Menurut Kemal, Pertamina belum memproduksi bioavtur karena biaya produksinya lebih mahal 5 kali lipat daripada biaya produksi avtur biasa.
Stanley, Sekjen Asosiasi Produsen Biofuels Indonesia ( Aprobi) mengakui pasokan bioavtur masih dari impor karena Indonesia belum ada pabrik bioavtur skala komersial.
“Pabrik sudah ada setahu saya punya Wilmar di gresik. Tapi belum tahu apakah sudah siap dijual atau tidak,” paparnya.

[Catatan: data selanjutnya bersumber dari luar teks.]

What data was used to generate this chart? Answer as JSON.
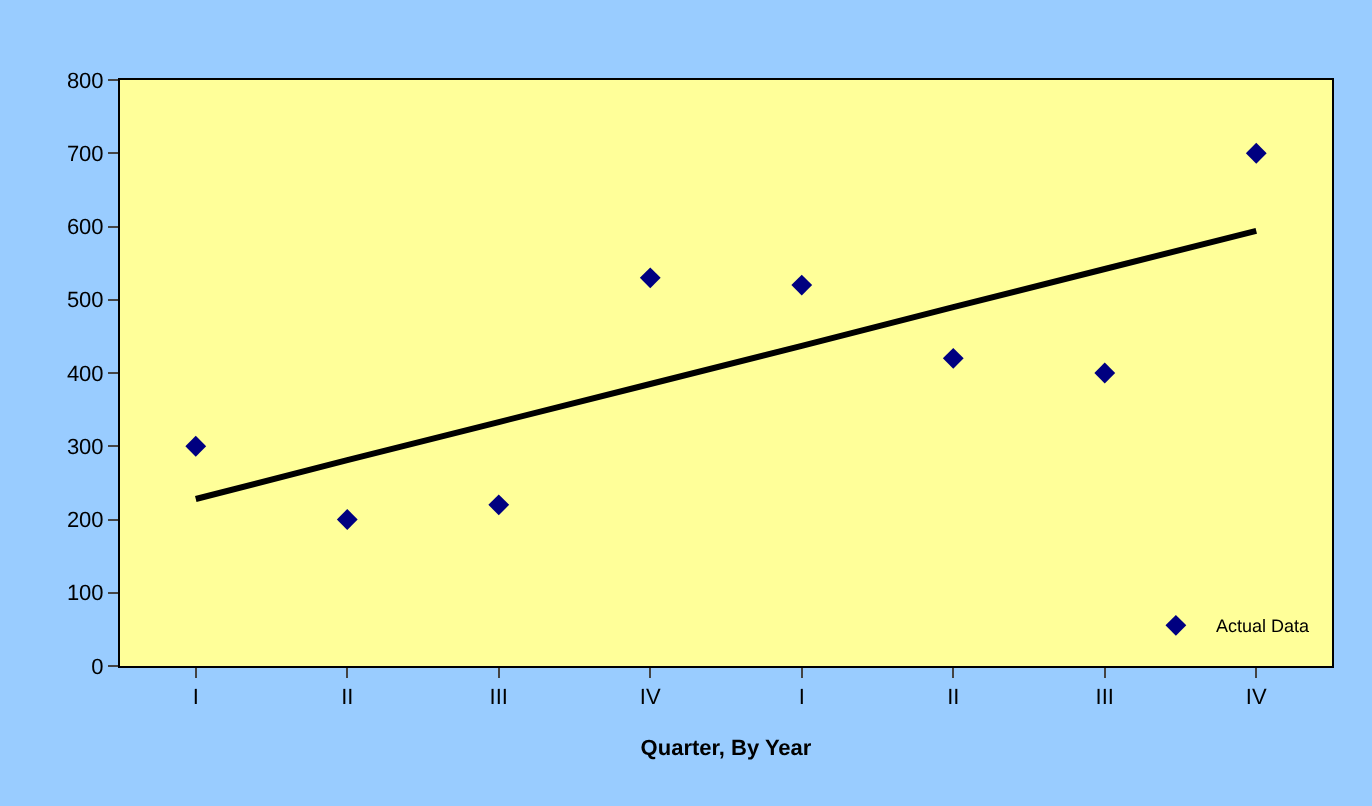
{
  "chart_data": {
    "type": "scatter",
    "xlabel": "Quarter, By Year",
    "categories": [
      "I",
      "II",
      "III",
      "IV",
      "I",
      "II",
      "III",
      "IV"
    ],
    "series": [
      {
        "name": "Actual Data",
        "color": "#000080",
        "marker": "diamond",
        "values": [
          300,
          200,
          220,
          530,
          520,
          420,
          400,
          700
        ]
      },
      {
        "color": "#000000",
        "type": "line",
        "marker": "none",
        "line_style": "solid",
        "values": [
          228,
          281,
          333,
          385,
          437,
          490,
          542,
          594
        ]
      }
    ],
    "ylim": [
      0,
      800
    ],
    "yticks": [
      0,
      100,
      200,
      300,
      400,
      500,
      600,
      700,
      800
    ],
    "grid": false,
    "legend": "bottom right"
  }
}
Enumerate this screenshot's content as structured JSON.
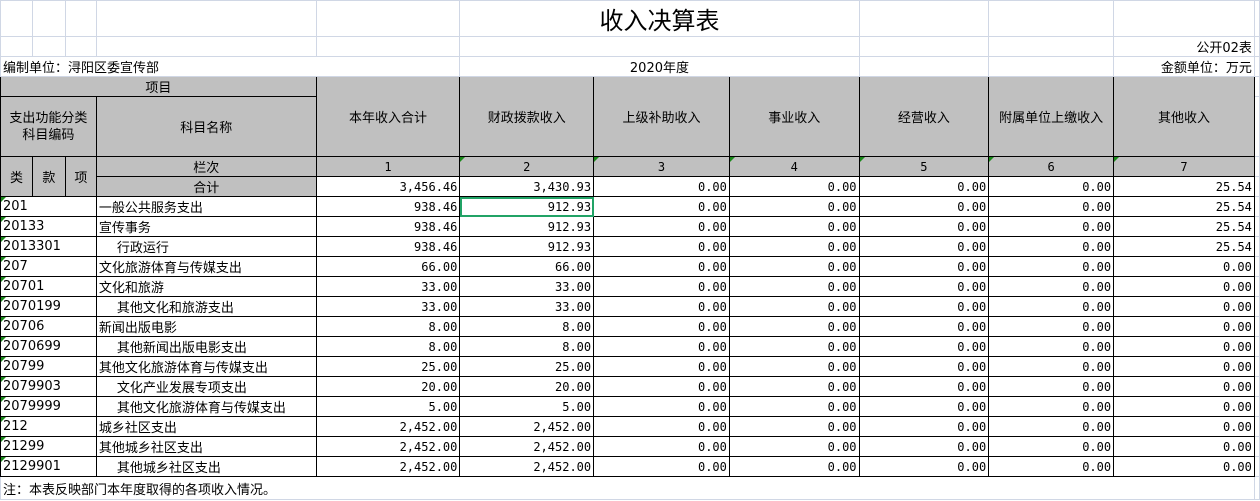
{
  "title": "收入决算表",
  "form_no": "公开02表",
  "unit": "编制单位：浔阳区委宣传部",
  "year": "2020年度",
  "currency": "金额单位：万元",
  "header": {
    "item": "项目",
    "code": "支出功能分类科目编码",
    "name": "科目名称",
    "lei": "类",
    "kuan": "款",
    "xiang": "项",
    "lanci": "栏次",
    "total": "合计",
    "columns": [
      "本年收入合计",
      "财政拨款收入",
      "上级补助收入",
      "事业收入",
      "经营收入",
      "附属单位上缴收入",
      "其他收入"
    ],
    "col_nums": [
      "1",
      "2",
      "3",
      "4",
      "5",
      "6",
      "7"
    ]
  },
  "total_values": [
    "3,456.46",
    "3,430.93",
    "0.00",
    "0.00",
    "0.00",
    "0.00",
    "25.54"
  ],
  "rows": [
    {
      "code": "201",
      "name": "一般公共服务支出",
      "indent": false,
      "v": [
        "938.46",
        "912.93",
        "0.00",
        "0.00",
        "0.00",
        "0.00",
        "25.54"
      ]
    },
    {
      "code": "20133",
      "name": "宣传事务",
      "indent": false,
      "v": [
        "938.46",
        "912.93",
        "0.00",
        "0.00",
        "0.00",
        "0.00",
        "25.54"
      ]
    },
    {
      "code": "2013301",
      "name": "行政运行",
      "indent": true,
      "v": [
        "938.46",
        "912.93",
        "0.00",
        "0.00",
        "0.00",
        "0.00",
        "25.54"
      ]
    },
    {
      "code": "207",
      "name": "文化旅游体育与传媒支出",
      "indent": false,
      "v": [
        "66.00",
        "66.00",
        "0.00",
        "0.00",
        "0.00",
        "0.00",
        "0.00"
      ]
    },
    {
      "code": "20701",
      "name": "文化和旅游",
      "indent": false,
      "v": [
        "33.00",
        "33.00",
        "0.00",
        "0.00",
        "0.00",
        "0.00",
        "0.00"
      ]
    },
    {
      "code": "2070199",
      "name": "其他文化和旅游支出",
      "indent": true,
      "v": [
        "33.00",
        "33.00",
        "0.00",
        "0.00",
        "0.00",
        "0.00",
        "0.00"
      ]
    },
    {
      "code": "20706",
      "name": "新闻出版电影",
      "indent": false,
      "v": [
        "8.00",
        "8.00",
        "0.00",
        "0.00",
        "0.00",
        "0.00",
        "0.00"
      ]
    },
    {
      "code": "2070699",
      "name": "其他新闻出版电影支出",
      "indent": true,
      "v": [
        "8.00",
        "8.00",
        "0.00",
        "0.00",
        "0.00",
        "0.00",
        "0.00"
      ]
    },
    {
      "code": "20799",
      "name": "其他文化旅游体育与传媒支出",
      "indent": false,
      "v": [
        "25.00",
        "25.00",
        "0.00",
        "0.00",
        "0.00",
        "0.00",
        "0.00"
      ]
    },
    {
      "code": "2079903",
      "name": "文化产业发展专项支出",
      "indent": true,
      "v": [
        "20.00",
        "20.00",
        "0.00",
        "0.00",
        "0.00",
        "0.00",
        "0.00"
      ]
    },
    {
      "code": "2079999",
      "name": "其他文化旅游体育与传媒支出",
      "indent": true,
      "v": [
        "5.00",
        "5.00",
        "0.00",
        "0.00",
        "0.00",
        "0.00",
        "0.00"
      ]
    },
    {
      "code": "212",
      "name": "城乡社区支出",
      "indent": false,
      "v": [
        "2,452.00",
        "2,452.00",
        "0.00",
        "0.00",
        "0.00",
        "0.00",
        "0.00"
      ]
    },
    {
      "code": "21299",
      "name": "其他城乡社区支出",
      "indent": false,
      "v": [
        "2,452.00",
        "2,452.00",
        "0.00",
        "0.00",
        "0.00",
        "0.00",
        "0.00"
      ]
    },
    {
      "code": "2129901",
      "name": "其他城乡社区支出",
      "indent": true,
      "v": [
        "2,452.00",
        "2,452.00",
        "0.00",
        "0.00",
        "0.00",
        "0.00",
        "0.00"
      ]
    }
  ],
  "note": "注：本表反映部门本年度取得的各项收入情况。",
  "colors": {
    "header_bg": "#c0c0c0",
    "grid": "#d0d7e5",
    "selection": "#21a366"
  }
}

Kemal menuturkan pemanfaatan bahan bakar nabati (BBN) untuk memenuhi target penurunan emisi karbon Indonesia seperti tertuang dalam Peraturan Presiden Nomor 61 Tahun 2011 tentang Rencana Aksi Nasional Penurunan Emisi Gas Rumah Kaca dan ratifikasi Perjanjian Paris (Paris Agreement) dengan UU Nomor 16 Tahun 2016.
Di sektor transportasi udara, kewajiban pencampuran avtur yang mengandung bahan bakar nabati sebesar 2 persen sudah diterapkan sejak 2016 sebagaimana dalam Peraturan Menteri ESDM.
Ketua Ikatan Ahli Bioenergi Indonesia Tatang Hernas Soerawidjaja menjelaskan pembuatan bioavtur dikembangkan teknologi dekarboksilasi dari bahan sabun logam atau dari beragam jenis kelapa.